Understood. Last question about amyloid beta reduced in the brain, that was very clear to me. However, the slowing, the cognitive decline, I don't think that the linkage between the two is necessarily not clear, so why not tau is involved, so therefore, this makes it more complex. So why the relationship between the two is not one to one, could you explain?

U
Unknown Executive

The accumulation of amyloid beta in brain has been for the first time cleared so much by this chart. In Centiloid scale 5.5 on the average. Centiloid 0 means a healthy young adult. So young healthy adults, so the Centiloid has been reduced to almost the same level as a healthy adult, such removal, clearance has been demonstrated. And also the data needs to be accumulated going forward. ADCOMS Phase III results will become available, so combining all such data we will study. And our antibody, as we said earlier, high order structure is recognized by antibodies. It's not track-specific, it's about the soluble protofibril to which it has a highest binding and binding efficacy effect for the protofibril is not observed with amyloid PET. As we made a presentation at AAIC, CFS amyloid beta 142 is elevated. Probably this is because of our antibody. Amyloid beta 142, some kind of a soluble aggregate to reach our antibodies bind and half-life is increased and then that is leaked out into CFS. So how it is affecting the efficacy of the disease progression. Removing the -- clearing the accumulated plaque in the brain to the level of a healthy adult and neutralizing and blocking the soluble protofibril, so how these 2 factors are counting in efficaciousness, we'd like to clarify this.

M
Motoya Kohtani
analyst

Sorry about this technical question. Why tau is also reduced? Tau was reduced as well, right? CFS tau. After the deaths of the neurons taus are leaked, so with the elevation of tau deaths of neurons are occurring. Other than this neuron [ narrow ] cell death, biomarkers showing the neuronal cell death are being analyzed and we like to combine such data for revaluation. The reduction of the tau is then the indicator of neuroprotective.

U
Unknown Executive

Any other questions? Next question please.

F
Fumiyoshi Sakai
analyst

Sakai from Crédit Suisse. In the interests of time, I have only 1 question, a very simple question.

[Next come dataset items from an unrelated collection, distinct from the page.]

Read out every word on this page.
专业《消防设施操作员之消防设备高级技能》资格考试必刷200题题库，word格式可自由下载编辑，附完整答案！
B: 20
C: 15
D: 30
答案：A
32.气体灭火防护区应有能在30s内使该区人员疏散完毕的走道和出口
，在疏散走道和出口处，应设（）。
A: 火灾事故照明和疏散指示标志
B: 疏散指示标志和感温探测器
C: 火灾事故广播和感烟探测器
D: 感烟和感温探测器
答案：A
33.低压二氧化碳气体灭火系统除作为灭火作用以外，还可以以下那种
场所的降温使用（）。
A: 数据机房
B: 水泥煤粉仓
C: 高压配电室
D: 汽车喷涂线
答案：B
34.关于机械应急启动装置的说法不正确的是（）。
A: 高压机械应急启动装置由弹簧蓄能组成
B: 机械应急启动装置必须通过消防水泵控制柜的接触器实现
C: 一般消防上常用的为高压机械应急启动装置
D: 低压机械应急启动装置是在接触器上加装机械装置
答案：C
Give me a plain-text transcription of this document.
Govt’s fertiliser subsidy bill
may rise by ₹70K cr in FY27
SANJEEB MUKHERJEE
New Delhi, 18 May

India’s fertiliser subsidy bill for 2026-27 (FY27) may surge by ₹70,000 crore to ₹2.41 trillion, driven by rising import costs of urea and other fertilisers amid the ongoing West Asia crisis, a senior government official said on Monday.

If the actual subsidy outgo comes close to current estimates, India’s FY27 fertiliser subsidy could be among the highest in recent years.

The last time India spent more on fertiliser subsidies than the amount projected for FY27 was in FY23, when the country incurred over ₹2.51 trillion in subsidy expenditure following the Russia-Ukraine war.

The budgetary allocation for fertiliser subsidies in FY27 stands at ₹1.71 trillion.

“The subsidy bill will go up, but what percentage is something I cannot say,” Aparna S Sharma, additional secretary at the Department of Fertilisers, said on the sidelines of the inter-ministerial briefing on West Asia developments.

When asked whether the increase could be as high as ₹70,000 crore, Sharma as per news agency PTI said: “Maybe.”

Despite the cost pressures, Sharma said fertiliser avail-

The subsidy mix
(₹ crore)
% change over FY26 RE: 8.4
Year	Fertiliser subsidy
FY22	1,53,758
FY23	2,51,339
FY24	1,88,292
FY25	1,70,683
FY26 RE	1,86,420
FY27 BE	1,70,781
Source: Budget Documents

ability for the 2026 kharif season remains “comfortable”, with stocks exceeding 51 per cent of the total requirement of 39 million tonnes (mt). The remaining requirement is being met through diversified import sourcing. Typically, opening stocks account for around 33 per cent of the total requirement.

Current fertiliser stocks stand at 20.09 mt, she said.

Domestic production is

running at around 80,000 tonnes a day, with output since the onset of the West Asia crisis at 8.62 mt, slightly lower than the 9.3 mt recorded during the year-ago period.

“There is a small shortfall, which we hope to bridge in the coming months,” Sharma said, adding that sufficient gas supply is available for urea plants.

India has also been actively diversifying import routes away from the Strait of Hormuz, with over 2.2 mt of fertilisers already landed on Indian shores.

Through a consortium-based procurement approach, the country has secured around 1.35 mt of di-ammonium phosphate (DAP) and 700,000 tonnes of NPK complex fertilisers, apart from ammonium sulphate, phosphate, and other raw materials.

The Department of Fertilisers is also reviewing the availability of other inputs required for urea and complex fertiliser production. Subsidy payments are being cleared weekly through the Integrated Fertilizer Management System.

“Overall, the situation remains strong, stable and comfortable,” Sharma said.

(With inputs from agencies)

Last week I received presentation from Mr. Tsuno and there was a mention of a subgroup analysis ApoE4 negative/positive sub-analysis, that table was included. And MMRM was discussed today and it sounded as though sub-analysis is more or less finished. So what data will come out of sub-analysis going forward? Or are you suggesting that sub-analysis is finished? Is there any information that you can share with us?

U
Unknown Executive

I think so those are explained enough already. We are conducting the subgroup analysis right now. It's ongoing. We are looking forward to sharing those information soon at the right occasion and let us do the work. And again we look forward to sharing those information, but today I believe what Tsuno San really wanted to convey and I think he clearly conveyed is the robustness of the overall data that we presented last week in AAIC. We are very confident about the robustness of the data we presented last week.

F
Fumiyoshi Sakai
analyst

So I look forward to the publication of those data in the future.

U
Unknown Executive

Thank you very much. We went beyond time frankly. With this we would like to conclude financial results presentation session from the first quarter of fiscal 2018 of Eisai Co., Ltd. Thank you very much for coming today.